Work-related suicides in Europe

The Irish Times has reported on a speech made by Dr Jukka Takala, Director of EU-OSHA, in Spain in November 2009.

“[Dr Takala] said since the publication of a recent study showing a very high level of work-related suicides by French Telecom workers, there was an urgency about getting this information. “Personally, I favour a system such as they have in Japan where the families are compensated for the suicide of a relative, and the debate has already started in this organisation and in the commission and some of the member states,…”

It is not uncommon in OHS to hear calls for further research and more research on work-related suicide is definitely needed.  (Australia has some very good work in this area.)

Caution has to be voiced on the risk that suicides be seen as the mental health version of workplace fatalities.  Research and OHS statistics often focuses on fatalities for various reasons including that the statistics are easy to quantify.  If a worker dies from being crushed by a machine, its a workplace fatality.  There is a trap in terms of suicides where the cause and effect is not so clear, or mechanical.

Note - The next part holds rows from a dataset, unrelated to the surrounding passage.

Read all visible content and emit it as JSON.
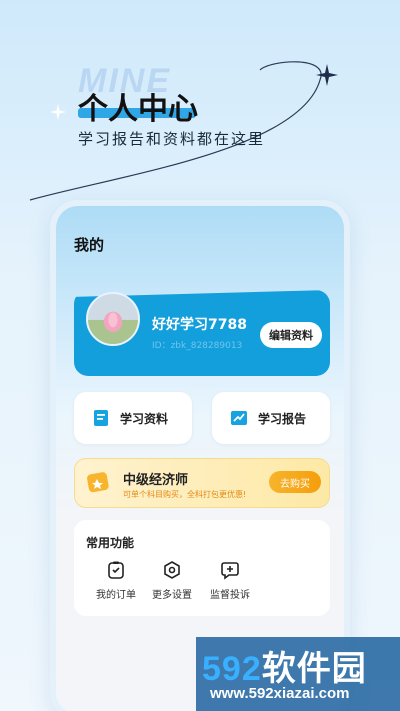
{
  "promo": {
    "watermark_word": "MINE",
    "title": "个人中心",
    "subtitle": "学习报告和资料都在这里"
  },
  "screen": {
    "title": "我的",
    "profile": {
      "nickname": "好好学习7788",
      "user_id": "ID：zbk_828289013",
      "edit_label": "编辑资料"
    },
    "quick_cards": [
      {
        "label": "学习资料",
        "icon": "document-icon"
      },
      {
        "label": "学习报告",
        "icon": "chart-icon"
      }
    ],
    "course": {
      "title": "中级经济师",
      "subtitle": "可单个科目购买，全科打包更优惠!",
      "buy_label": "去购买"
    },
    "functions": {
      "title": "常用功能",
      "items": [
        {
          "label": "我的订单",
          "icon": "order-icon"
        },
        {
          "label": "更多设置",
          "icon": "settings-icon"
        },
        {
          "label": "监督投诉",
          "icon": "complaint-icon"
        }
      ]
    }
  },
  "watermark": {
    "brand_number": "592",
    "brand_text": "软件园",
    "url": "www.592xiazai.com"
  },
  "colors": {
    "accent": "#129fdc",
    "course_bg": "#fde9a6",
    "buy_button": "#f5a314"
  }
}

Only recently have workplace fatalities begun to be investigated with consideration of the social or non-work contributing factors.  If the machine operator was pulled into the machine because they were inattentive, why were they inattentive?  In terms of suicides, the agency of injury will be fairly obvious but the contributory factors could be far more complex.  And if the suicide victim has not left a note explaining the reasons for their action, it is even harder to determine “cause”.

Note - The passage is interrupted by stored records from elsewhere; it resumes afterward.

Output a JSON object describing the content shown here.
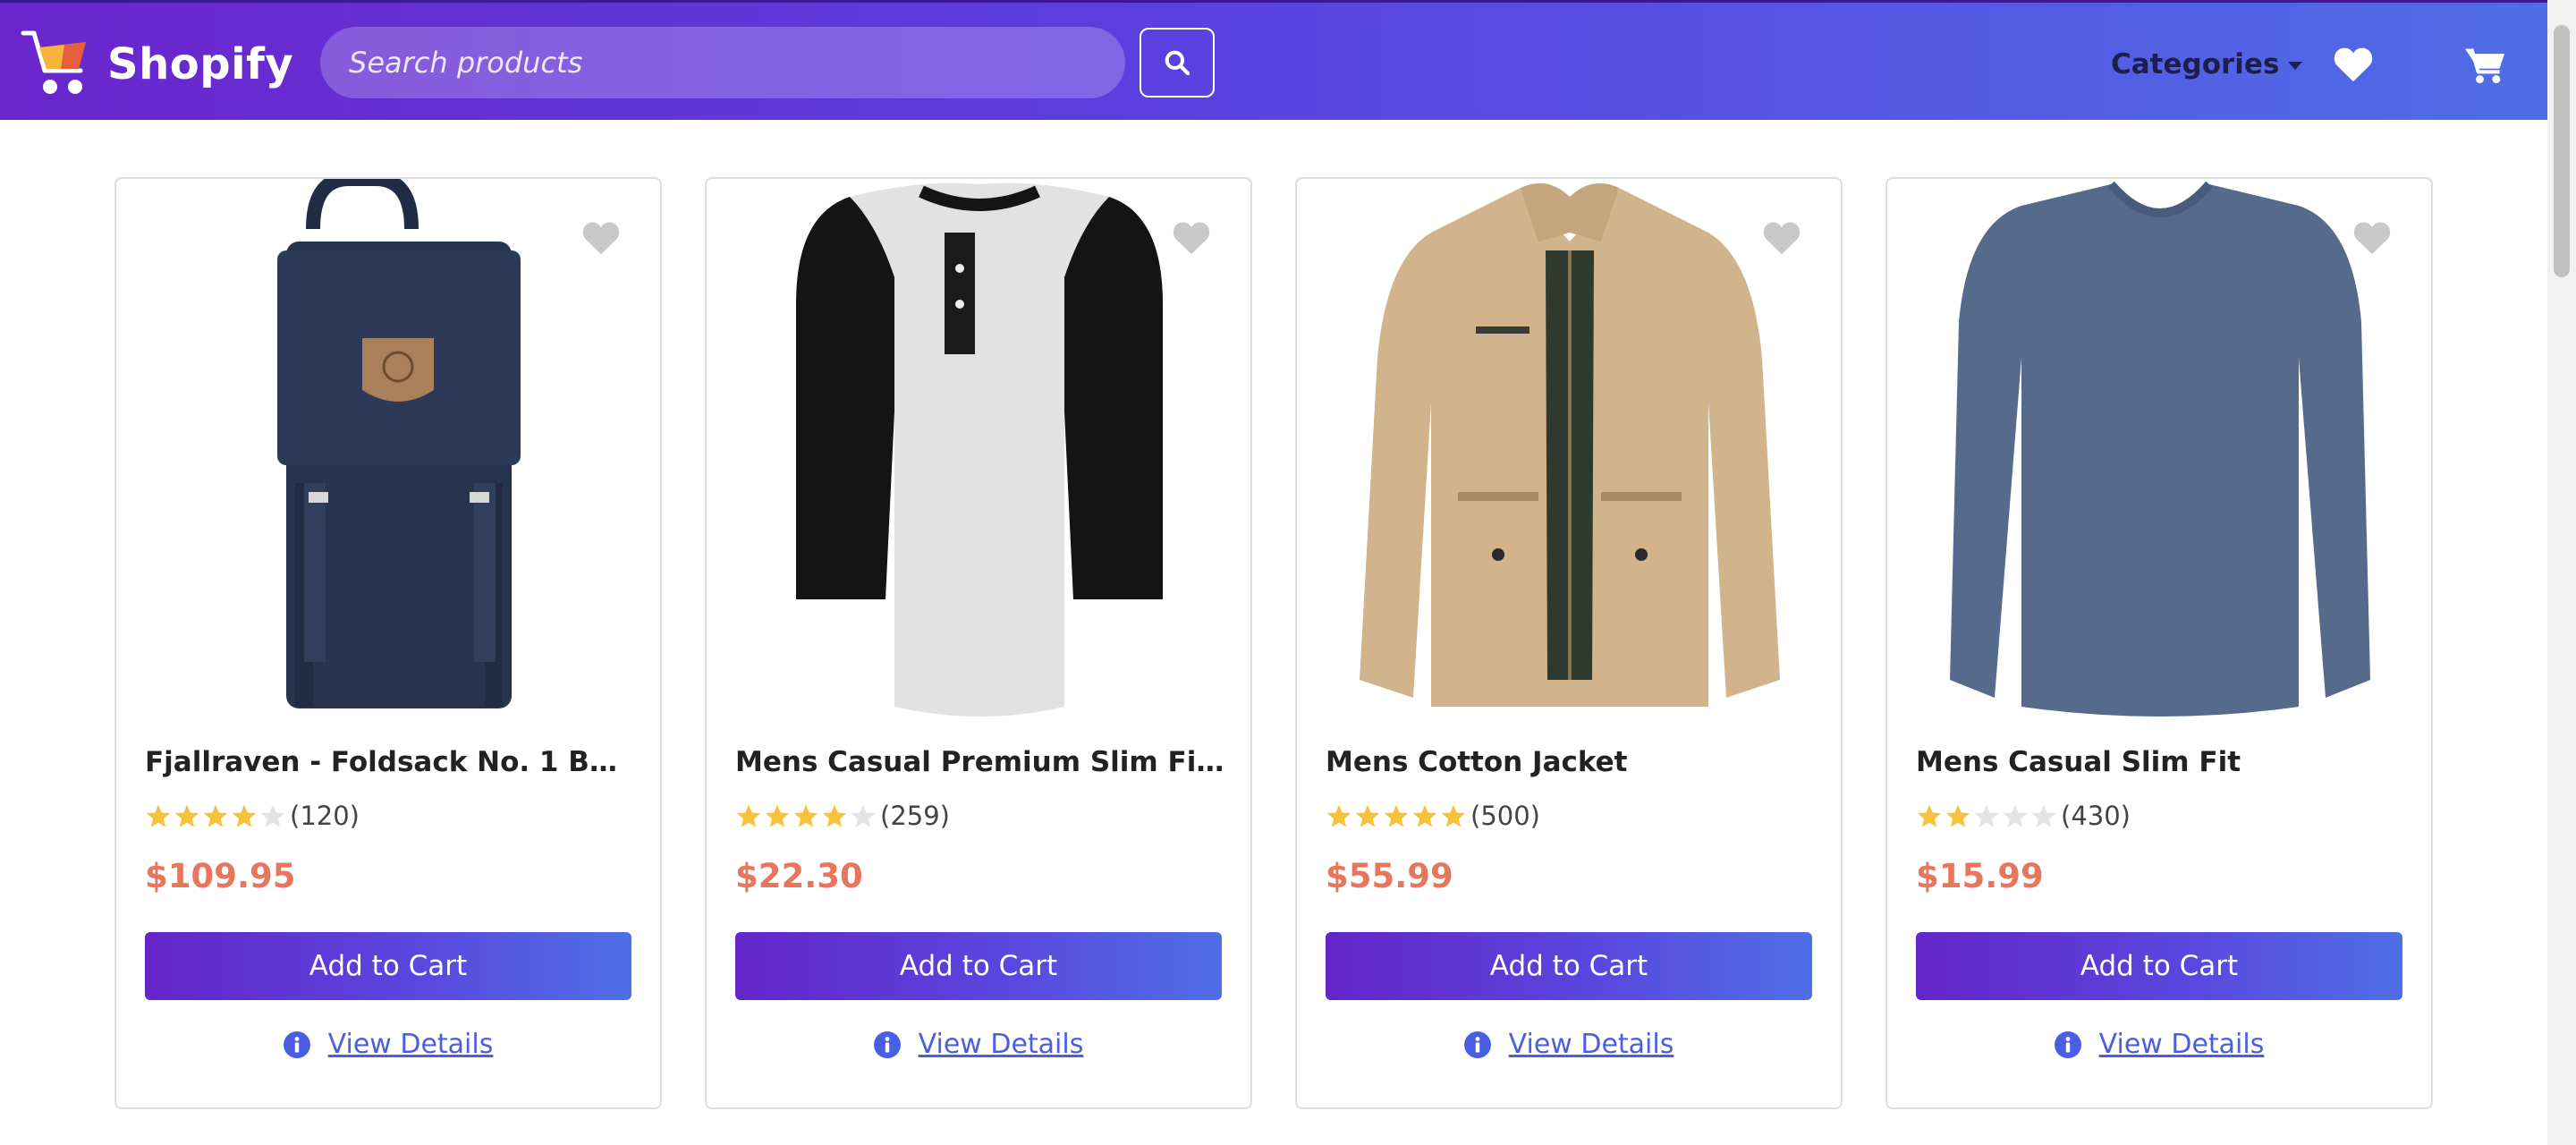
{
  "header": {
    "brand": "Shopify",
    "search_placeholder": "Search products",
    "categories_label": "Categories"
  },
  "colors": {
    "header_gradient_start": "#6a26cd",
    "header_gradient_end": "#4f6de6",
    "price": "#e8765c",
    "star_filled": "#f5c23c",
    "star_empty": "#e3e3e3",
    "link": "#4a5ee4"
  },
  "products": [
    {
      "title": "Fjallraven - Foldsack No. 1 Backpa...",
      "rating": 4,
      "rating_count": "(120)",
      "price": "$109.95",
      "add_to_cart": "Add to Cart",
      "view_details": "View Details",
      "image": "backpack-image"
    },
    {
      "title": "Mens Casual Premium Slim Fit T-S...",
      "rating": 4,
      "rating_count": "(259)",
      "price": "$22.30",
      "add_to_cart": "Add to Cart",
      "view_details": "View Details",
      "image": "raglan-tshirt-image"
    },
    {
      "title": "Mens Cotton Jacket",
      "rating": 5,
      "rating_count": "(500)",
      "price": "$55.99",
      "add_to_cart": "Add to Cart",
      "view_details": "View Details",
      "image": "cotton-jacket-image"
    },
    {
      "title": "Mens Casual Slim Fit",
      "rating": 2,
      "rating_count": "(430)",
      "price": "$15.99",
      "add_to_cart": "Add to Cart",
      "view_details": "View Details",
      "image": "longsleeve-shirt-image"
    }
  ]
}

Looking at suicides runs the risk of  not paying enough attention to the mental health issues that have not reached the suicide level.  The focus should not be researching suicides but researching the combination of issues leading to suicide.  It is a much greater challenge but is likely to have more long term benefits.

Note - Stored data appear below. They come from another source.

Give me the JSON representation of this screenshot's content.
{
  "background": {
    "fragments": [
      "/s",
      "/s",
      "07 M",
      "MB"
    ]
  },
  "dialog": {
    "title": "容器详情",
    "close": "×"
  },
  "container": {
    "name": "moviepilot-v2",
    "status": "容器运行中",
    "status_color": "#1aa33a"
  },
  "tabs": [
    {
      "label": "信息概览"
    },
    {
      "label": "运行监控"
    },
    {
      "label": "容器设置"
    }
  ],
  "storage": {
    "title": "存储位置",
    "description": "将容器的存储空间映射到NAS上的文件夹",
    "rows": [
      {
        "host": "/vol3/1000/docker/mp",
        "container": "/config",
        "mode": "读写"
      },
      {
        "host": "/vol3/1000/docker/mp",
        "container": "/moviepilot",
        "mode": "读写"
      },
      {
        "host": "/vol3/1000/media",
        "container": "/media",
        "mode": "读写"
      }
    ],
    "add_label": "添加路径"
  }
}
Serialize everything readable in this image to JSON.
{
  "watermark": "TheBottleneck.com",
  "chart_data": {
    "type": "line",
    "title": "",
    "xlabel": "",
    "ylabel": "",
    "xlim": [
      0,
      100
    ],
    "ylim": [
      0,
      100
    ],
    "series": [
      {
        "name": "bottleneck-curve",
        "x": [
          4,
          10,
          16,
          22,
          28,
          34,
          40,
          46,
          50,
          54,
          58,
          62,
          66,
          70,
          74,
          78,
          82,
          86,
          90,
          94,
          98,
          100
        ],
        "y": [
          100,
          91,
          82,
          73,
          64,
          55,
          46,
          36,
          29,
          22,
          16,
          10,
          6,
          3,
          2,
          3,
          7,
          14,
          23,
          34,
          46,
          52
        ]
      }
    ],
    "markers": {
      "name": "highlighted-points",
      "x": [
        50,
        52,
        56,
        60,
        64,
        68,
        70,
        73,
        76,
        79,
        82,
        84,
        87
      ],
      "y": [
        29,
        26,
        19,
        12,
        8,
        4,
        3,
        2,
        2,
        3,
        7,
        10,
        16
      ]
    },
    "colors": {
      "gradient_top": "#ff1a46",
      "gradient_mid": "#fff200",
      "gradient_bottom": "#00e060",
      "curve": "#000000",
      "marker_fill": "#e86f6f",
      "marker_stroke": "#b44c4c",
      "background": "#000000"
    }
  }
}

Takala’s comments about family compensation and the need to acknowledge the reality of work-related suicides gained the attention of The Irish Times because they meet the imperatives for a newsworthy angle.  Takal’s speeches at the Healthy Workplaces European Summit 2009 covered much greater territory than the Irish Times article and should be read to better understand the comment’s context.

There are hundreds of work risks that require assessment and psychosocial hazards is one of those areas.  A full list of speakers at the conference is available by looking at the program.  Abstracts of most presentations are available for download.